É 83! Vou fazer 83, em outubro, mas eu já estou vivendo o octogésimo terceiro ano da minha vida. No primeiro dia depois que fiz 82, comecei a viver o 83. Tem que fazer que nem japonês, que até nos documentos diz o ano que está vivendo. Mas tenho 83 anos, só falta completar. (risos)

Você está na chamada “terceira idade”... A idade te obrigou a abrir mão de quê?
Eu não paro. Este termo é uma invenção. Tem muito sujeito de 60 anos, que pela saúde que tem, não está na terceira idade. E essa coisa cria guetos. Não tem nada mais melancólico que esses clubes de terceira idade. Você tem que viver sua idade com a mesma intensidade que viveu toda a sua vida.

E você ainda consegue viver com a mesma intensidade com a qual viveu a juventude?

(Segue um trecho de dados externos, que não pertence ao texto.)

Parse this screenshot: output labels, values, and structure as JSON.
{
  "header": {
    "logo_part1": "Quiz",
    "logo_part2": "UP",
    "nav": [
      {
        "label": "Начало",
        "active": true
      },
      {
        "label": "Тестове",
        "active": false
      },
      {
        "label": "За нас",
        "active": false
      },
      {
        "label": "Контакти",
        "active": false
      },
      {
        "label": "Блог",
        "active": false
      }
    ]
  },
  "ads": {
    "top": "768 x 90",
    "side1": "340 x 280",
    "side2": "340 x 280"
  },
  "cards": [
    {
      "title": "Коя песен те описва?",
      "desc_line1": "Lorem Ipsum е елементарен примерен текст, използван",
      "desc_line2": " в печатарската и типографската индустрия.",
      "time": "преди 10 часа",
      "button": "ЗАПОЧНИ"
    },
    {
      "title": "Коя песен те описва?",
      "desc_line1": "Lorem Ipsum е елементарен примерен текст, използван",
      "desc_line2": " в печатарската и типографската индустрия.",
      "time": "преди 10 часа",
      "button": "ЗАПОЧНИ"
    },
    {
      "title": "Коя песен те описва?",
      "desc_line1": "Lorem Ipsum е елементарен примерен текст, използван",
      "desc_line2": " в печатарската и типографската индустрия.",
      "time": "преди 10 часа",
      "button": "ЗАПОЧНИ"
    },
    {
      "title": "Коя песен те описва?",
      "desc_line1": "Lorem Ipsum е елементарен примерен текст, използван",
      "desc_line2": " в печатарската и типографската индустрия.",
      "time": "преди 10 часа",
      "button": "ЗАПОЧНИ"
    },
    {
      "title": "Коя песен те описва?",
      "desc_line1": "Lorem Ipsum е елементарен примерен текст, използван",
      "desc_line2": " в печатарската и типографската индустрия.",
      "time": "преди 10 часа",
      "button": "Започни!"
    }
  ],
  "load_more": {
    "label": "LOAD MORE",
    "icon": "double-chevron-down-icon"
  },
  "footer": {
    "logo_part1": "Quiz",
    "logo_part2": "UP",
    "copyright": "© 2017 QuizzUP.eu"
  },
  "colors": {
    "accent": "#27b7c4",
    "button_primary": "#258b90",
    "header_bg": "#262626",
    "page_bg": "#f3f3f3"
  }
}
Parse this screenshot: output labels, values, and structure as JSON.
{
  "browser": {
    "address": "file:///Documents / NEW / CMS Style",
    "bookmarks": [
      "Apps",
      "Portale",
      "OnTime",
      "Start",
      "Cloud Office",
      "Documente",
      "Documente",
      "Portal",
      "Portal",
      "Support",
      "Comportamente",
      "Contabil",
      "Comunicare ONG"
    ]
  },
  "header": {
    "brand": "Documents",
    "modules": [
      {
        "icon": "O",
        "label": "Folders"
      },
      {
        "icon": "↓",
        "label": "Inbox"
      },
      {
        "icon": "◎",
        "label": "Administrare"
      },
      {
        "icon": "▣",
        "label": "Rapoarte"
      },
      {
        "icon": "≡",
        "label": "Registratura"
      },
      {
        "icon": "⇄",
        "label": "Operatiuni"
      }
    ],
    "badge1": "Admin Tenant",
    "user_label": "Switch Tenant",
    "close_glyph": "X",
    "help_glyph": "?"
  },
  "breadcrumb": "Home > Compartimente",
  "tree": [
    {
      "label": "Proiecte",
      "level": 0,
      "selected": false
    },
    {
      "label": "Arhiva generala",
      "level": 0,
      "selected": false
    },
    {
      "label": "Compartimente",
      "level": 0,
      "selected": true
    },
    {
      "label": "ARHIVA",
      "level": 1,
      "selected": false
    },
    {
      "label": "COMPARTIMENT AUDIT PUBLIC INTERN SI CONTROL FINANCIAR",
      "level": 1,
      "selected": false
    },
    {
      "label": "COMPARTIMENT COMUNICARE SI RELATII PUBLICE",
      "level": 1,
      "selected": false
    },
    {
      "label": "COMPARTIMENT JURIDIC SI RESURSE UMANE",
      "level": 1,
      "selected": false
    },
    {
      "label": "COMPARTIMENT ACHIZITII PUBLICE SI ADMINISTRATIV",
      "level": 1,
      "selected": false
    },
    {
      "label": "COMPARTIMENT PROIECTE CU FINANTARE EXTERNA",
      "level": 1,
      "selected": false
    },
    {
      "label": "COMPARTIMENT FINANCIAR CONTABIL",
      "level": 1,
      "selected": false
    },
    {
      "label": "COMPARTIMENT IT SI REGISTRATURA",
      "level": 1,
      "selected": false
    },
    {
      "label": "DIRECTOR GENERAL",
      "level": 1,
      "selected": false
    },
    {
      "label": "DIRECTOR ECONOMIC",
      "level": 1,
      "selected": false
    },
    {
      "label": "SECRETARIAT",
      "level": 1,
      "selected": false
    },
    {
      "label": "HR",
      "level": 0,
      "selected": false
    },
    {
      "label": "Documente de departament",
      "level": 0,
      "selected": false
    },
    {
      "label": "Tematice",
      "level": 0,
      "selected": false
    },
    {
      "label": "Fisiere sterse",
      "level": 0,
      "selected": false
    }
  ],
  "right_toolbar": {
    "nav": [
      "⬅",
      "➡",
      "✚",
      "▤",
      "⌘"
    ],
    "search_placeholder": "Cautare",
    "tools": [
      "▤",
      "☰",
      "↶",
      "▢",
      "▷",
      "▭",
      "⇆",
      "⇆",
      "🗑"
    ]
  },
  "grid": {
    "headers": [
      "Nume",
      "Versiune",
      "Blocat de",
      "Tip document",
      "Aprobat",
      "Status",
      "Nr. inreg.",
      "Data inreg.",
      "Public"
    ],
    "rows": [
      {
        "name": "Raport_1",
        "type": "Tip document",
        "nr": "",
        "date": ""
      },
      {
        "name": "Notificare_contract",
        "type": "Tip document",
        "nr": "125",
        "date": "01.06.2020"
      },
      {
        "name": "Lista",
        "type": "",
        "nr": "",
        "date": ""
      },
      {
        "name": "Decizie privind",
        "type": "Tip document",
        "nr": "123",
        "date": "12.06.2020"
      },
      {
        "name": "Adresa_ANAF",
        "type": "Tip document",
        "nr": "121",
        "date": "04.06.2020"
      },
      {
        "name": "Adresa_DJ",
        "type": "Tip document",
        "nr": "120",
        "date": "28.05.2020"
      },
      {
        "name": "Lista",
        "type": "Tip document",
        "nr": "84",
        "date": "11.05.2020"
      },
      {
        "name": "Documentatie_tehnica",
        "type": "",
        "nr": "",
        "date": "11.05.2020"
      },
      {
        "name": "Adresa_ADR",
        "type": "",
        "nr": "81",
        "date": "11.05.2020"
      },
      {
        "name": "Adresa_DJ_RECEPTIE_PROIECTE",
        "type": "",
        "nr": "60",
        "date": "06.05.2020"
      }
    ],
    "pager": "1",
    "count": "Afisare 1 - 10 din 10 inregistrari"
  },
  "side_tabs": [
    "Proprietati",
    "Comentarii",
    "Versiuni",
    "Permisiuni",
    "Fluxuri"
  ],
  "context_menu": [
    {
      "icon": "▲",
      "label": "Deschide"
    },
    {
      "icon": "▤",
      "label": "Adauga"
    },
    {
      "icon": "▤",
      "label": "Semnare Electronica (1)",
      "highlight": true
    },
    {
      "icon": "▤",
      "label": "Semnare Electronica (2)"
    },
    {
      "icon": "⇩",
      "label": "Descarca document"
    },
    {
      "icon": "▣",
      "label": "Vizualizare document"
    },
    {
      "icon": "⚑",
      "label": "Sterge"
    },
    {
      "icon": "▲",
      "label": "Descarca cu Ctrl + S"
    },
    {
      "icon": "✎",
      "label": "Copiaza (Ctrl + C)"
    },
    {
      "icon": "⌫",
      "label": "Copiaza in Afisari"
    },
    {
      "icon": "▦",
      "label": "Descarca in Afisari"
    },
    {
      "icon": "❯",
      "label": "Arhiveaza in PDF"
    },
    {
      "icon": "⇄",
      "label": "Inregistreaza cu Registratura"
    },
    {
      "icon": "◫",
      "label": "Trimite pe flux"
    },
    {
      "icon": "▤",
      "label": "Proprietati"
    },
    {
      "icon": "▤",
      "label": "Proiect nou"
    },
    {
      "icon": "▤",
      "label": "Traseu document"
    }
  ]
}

Vivi assim a vida toda. Nunca durmo antes das duas da manhã. Se não fico trabalhando, fico assuntando. A minha mulher me acompanha. Não tenho esse negócio de fazer regime, ginástica. Quero é viver intensamente. O velho que bebeu nos bares certos, que amou as mulheres certas e que viveu uma grande história de amor, dessas de alucinar, envelhece muito bem. Exemplo: O que adianta ser o Maluf? Já viu alguma mulher morrer de paixão pelo Maluf?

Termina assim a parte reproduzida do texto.